Eliott continued to work for the party behind the scenes and volunteered with local organizations such as the Grandview Children's Centre and the Durham Mental Health Services.

Best known as one half of an Ottawa power couple, Elliott has tried to carve a niche for herself in the public eye as someone other than the finance minister's wife. In some ways, it's worked to her advantage.

While rivals Tim Hudak, Frank Klees and Randy Hillier entered the race with plenty of political baggage in tow, Elliott was a little-known entity. It gave her the chance to define herself politically and cast a wider net, despite the inevitable comparisons to her husband's neo-conservative views.

When Flaherty ran for the job, he advocated for tax cuts, outlawing teacher strikes and jailing the homeless if they refused to go to shelters or treatment centres.

Elliott has gone in a different direction. She slammed tax hamonization -- "this is the wrong tax at the wrong time" -- in spite of Flaherty's $4.3-billion deal with the province. She not only joined federal Liberal calls for employment insurance reform, but took it a step further, proposing that Ontario withdraw from the program her husband had steadfastly defended for weeks. She says she won't get rid of the much-despised health tax, but would make sure the revenues go directly to health care.

Elliott argues that as a lawyer, she's spent years advocating for her clients. The same goes for defending Ontario's interests, even if that means clashing with her husband.

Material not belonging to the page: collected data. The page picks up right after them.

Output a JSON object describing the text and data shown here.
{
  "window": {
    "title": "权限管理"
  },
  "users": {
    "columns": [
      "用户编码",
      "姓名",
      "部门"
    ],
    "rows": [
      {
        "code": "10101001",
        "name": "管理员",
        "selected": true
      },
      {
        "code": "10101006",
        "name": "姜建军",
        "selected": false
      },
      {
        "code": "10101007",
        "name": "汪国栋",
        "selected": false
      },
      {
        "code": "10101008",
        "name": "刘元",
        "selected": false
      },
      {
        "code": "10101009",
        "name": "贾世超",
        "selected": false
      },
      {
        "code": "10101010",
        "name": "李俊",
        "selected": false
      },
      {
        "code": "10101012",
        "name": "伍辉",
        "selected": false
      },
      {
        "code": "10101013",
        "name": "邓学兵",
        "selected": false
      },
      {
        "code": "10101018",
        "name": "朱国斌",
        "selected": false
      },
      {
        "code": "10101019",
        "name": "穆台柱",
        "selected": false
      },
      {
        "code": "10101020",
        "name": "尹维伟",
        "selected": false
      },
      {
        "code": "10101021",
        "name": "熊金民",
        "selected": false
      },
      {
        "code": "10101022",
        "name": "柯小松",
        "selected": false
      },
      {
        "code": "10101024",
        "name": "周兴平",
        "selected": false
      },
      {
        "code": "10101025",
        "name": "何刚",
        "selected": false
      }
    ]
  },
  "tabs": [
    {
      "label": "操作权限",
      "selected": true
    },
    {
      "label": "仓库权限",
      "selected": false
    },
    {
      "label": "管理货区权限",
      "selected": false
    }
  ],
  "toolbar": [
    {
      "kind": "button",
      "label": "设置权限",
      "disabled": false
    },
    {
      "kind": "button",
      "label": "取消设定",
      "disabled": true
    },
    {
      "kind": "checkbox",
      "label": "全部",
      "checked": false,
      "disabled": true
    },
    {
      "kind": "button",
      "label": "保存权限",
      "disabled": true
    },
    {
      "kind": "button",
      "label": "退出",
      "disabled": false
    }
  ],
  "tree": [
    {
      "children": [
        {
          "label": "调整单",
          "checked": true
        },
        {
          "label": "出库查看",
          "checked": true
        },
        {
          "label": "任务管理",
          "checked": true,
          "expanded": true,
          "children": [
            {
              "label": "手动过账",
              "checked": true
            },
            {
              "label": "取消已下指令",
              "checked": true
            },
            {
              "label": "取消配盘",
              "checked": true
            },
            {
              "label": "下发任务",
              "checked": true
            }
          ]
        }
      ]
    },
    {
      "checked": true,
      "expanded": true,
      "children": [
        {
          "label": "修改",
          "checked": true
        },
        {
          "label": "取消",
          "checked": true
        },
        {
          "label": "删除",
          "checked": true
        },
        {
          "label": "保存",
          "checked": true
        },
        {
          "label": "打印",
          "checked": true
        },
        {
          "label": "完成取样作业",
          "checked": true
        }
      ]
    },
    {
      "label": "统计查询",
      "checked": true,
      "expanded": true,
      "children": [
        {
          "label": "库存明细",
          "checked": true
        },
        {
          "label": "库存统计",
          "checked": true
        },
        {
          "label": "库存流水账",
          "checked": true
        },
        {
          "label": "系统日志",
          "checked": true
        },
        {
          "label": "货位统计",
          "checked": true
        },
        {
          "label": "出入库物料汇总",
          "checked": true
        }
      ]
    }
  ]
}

"I've always had my own career, and my own things that have been important to me -- my own volunteer work, and now my own job as an MPP," she says.

"We don't always see things the same way and I think that's to be expected. But I think that over time, I have developed my own views on a variety of things and I don't mind speaking up about them."

From the start, Elliott cast herself as the more centrist candidate in the race, preaching the Red Tory mantra of fiscal conservatism and social responsibility. She attacked her rivals Hillier and Hudak for promising to scrap the Ontario Human Rights Tribunal -- a legacy of the Tories' 42-year dynasty under leaders like John Robarts and Bill Davis -- and warned the "toxic" policy would tank with voters in the next election, just like John Tory's doomed campaign promise to fund religious schools.

But she's also offered some tantalizing morsels to the party's most devout neo-conservatives, from freezing the minimum wage to a flat eight per cent income tax.

Elliott rejects all labels -- "I see myself as a Progressive Conservative, period" -- but says the party must find a way to merge its two great traditions of compassion and fiscal conservatism to beat the ruling Liberals.

"That's something I think will speak to all of us as Progressive Conservatives, no matter where on the spectrum you might define yourself," she adds.

"I think those are solid principles that apply north-south, apply rural-urban. I think those are things that all of us can say, 'Yes, that's what we do believe in as Progressive Conservatives,' and I think that will unite us as a party and take us forward."

Her message has won over prominent Red Tories like Sen. Hugh Segal, a member of the Big Blue Machine that made the party an unstoppable force in the 1970s and '80s.

The flat tax proposal is the kind of "policy ingenuity" that encompasses the best of Ontario conservatism -- it's pragmatic, fiscally responsible, fair and aims for smaller government, Segal says.

"In that sense, I think she very much reflects the kind of conservatism we want for the future, which has to have a bit of right and left," he says.

"I think of all the candidates, she brings it together in the most effective way."